| Źródło: MOSiR Rybnik, zdjęcia własne: fot. Jacek Guzik, B. Skupień
Zawody rowerowe na pumptrucku
- Przez 20 lat "żyliśmy w lesie", chowaliśmy się przed władzami, byliśmy niechciani. Teraz władze nas doceniły, zauważyły nasze wyniki sportowe i wyszły z propozycją, żeby zbudować tutaj pumtrack - mówi kolarz Bartosz Giemza, który razem w pracownikami RSK pomagał zbudować tor. - Mamy super miejsce, jest mnóstwo dzieciaków. Tor stoi od tygodnia, a tutaj cały czas coś się dzieje. Nic, tylko się cieszyć.

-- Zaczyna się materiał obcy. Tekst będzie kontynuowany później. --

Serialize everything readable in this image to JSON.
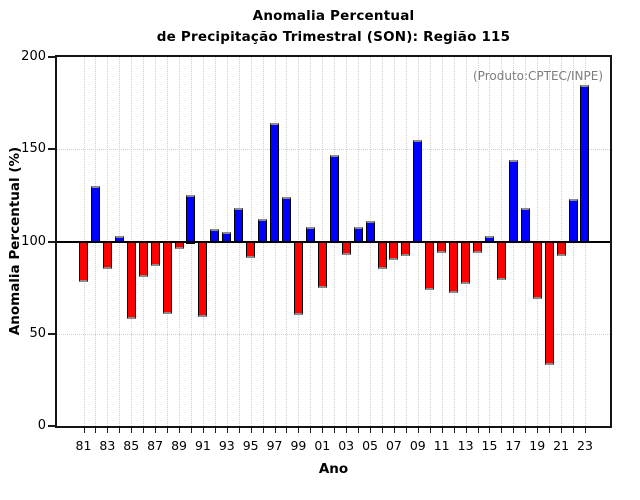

Do udziału w zawodach zgłosiły się 84 osoby, co można uznać, jak na dość spontanicznie zorganizowaną akcję, za frekwencyjny sukces.
Pumtrack działa na Hallera tymczasowo, ale kolarz ma nadzieję, że władze docenią atrakcyjność pumptracka i ta forma aktywności będzie kontynuowana:
- Mam nadzieję, że tor, jeśli będzie musiał być zburzony, to powstanie to samo, albo coś lepszego w innym miejscu.